Unterschrift kostet 3813 Euro
Nordvision Firma aus Mexiko will Ausstellern Internet-Anzeigen unterjubeln
Karin Meißner-Brown lacht über das Schreiben, auf dem sie mit ihrer Unterschrift bei einer mexikanischen Firma Anzeigen-Aufträge für 3813 Euro bestellen soll BILD: Henning Bielefeld 
von Henning Bielefeld
Nordenham - Eine Firma mit Sitz in Mexiko-Stadt will an der Messe Nordvision mitverdienen. Sie hat zahlreichen Unternehmen in Nordenham und Umgebung einen Brief geschickt, indem es angeblich um „die Aktualisierung Ihrer bestehenden Daten im Ausstellerverzeichnis“ geht. Wer den Brief ausfüllt und unterschrieben zurückschickt, bucht aber tatsächlich Anzeigen im Internet.
„Das ist Abzocke“, empört sich Karin Meißner-Brown, die Inhaberin der Blumenboutique an der Bahnhofstraße. Schon zwei Briefe dieser Art hat sie in den vergangenen Wochen bekommen – und postwendend in den Papierkorb geworfen.
Pesos gern gesehen
Die entscheidenden Sätze stehen, wie so oft, ganz unten im Kleingedruckten. Wer den Brief mit dem angeblichen Daten-Abgleich unterschrieben an eine Adresse im hessischen Niederaula schickt, bucht drei Jahre lang Anzeigen auf der Homepage der Firma. „Der jährliche Betrag beläuft sich auf 1271 Euro oder sein Equivalent in mexikanischen Pesos zum Umrechnungskurs am Tag der Zahlung“, heißt es wörtlich im Kleingedruckten. Das sind insgesamt 3813 Euro.
Diesen Brief hat fast jeder Unternehmer bekommen, der schon einmal bei der Nordvision ausgestellt hat, sagt Ilona Tetzlaff: „Einer hat auch unterschrieben.“ Ilona Tetzlaff ist die Geschäftsführerin von Nordenham Marketing und Touristik (NMT) und akquiriert für die beiden Veranstalter Udo Venema und Uwe Lenz Aussteller.
Auch Ilona Tetzlaff empfiehlt, den Brief in die „Rundablage“ zu werfen. Denn: „Wir haben keine Handhabe gegen dieses Unternehmen, weil es nicht das offizielle Logo der Nordvision nutzt.“ Unternehmer, die bei der Messe ausstellen wollen, sollten nur auf Schreiben reagieren, die dieses offizielle Logo enthalten und zudem entweder von ihr oder von den beiden Veranstaltern unterschrieben worden sind.
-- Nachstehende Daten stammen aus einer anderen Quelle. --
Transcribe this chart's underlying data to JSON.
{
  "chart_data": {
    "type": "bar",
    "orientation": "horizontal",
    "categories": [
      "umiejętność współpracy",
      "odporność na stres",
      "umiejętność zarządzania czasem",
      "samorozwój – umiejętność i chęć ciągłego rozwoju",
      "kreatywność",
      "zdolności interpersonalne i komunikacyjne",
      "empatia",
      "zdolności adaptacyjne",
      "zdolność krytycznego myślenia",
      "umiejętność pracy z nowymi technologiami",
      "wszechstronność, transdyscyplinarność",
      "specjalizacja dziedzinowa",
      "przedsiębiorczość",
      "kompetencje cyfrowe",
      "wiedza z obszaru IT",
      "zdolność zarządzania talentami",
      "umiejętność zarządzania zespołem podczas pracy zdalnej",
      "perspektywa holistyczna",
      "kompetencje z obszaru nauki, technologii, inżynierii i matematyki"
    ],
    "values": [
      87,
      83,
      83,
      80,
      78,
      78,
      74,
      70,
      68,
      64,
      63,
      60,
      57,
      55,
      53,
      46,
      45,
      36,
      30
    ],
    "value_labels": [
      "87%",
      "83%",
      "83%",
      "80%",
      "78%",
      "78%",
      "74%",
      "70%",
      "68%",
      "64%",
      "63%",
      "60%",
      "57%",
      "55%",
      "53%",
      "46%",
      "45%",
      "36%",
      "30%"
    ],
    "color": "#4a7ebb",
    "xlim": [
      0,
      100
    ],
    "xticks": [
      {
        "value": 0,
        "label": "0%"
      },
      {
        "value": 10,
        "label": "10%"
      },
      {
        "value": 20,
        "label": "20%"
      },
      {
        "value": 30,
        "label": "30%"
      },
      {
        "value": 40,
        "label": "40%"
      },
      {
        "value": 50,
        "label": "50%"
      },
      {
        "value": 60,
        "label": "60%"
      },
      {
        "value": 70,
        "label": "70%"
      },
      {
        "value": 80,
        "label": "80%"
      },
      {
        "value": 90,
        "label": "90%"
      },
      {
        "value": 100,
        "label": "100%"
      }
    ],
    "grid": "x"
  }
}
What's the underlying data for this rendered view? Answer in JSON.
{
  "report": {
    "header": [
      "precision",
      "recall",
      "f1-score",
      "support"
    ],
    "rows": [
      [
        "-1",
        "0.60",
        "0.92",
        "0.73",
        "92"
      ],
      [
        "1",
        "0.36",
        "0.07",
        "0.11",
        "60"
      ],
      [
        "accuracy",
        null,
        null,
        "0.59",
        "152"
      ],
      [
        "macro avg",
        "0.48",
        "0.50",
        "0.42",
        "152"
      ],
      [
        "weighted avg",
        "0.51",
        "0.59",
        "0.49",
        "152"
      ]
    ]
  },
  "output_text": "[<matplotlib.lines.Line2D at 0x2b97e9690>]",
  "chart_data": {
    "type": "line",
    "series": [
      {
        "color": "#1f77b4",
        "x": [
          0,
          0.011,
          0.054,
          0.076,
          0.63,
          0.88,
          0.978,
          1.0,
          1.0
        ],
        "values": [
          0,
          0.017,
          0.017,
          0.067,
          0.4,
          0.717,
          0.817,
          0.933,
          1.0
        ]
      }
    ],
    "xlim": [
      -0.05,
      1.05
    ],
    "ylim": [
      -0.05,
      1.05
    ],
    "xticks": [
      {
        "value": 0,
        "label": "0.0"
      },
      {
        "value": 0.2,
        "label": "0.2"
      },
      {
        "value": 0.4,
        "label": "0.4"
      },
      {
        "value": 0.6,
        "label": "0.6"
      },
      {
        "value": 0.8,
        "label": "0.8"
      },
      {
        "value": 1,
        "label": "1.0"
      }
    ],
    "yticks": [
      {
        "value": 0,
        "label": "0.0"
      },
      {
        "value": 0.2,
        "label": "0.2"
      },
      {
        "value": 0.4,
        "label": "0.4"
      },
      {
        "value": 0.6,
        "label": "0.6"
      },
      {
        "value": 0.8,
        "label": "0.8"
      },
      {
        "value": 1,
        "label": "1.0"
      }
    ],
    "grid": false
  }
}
Auch der Veranstalter Udo Venema ist verärgert: „Solche Schreiben werden bundesweit verschickt“, sagt er, „die bekommt fast jeder, der irgendwann irgendwie an irgendeiner Messe teilgenommen hat. Wenn die Masche auch nur bei einem Prozent der Empfänger verfängt, haben die Absender ein super Geschäft gemacht.“
An die Daten zu kommen, sei für die Mexikaner wegen des Internets überhaupt kein Problem, sagt der Abbehauser Hotelier: „Wir sind so was von gläsern, das glaubt kein Mensch.“ Auch Venema sieht keine ernsthafte Möglichkeit, gegen die Firma mit Sitz in Mexiko vorzugehen. Das werde viel Geld kosten.
Mit Abzocke rechnen
Ilona Tetzlaff macht darauf aufmerksam, dass Messeteilnehmer generell mit dieser Form der Abzocke rechnen müssen. Wer einmal in einem Aussteller-Verzeichnis aufgetaucht sei, werde immer wieder aufgefordert, seine Daten für Handelsregister oder Einträge in Branchentelefonbücher zu bestätigen – und müsse dann viel dafür bezahlen. Deshalb sollte jeder Unternehmer trotz des Messestresses genau darauf achten, was er unterschreibe.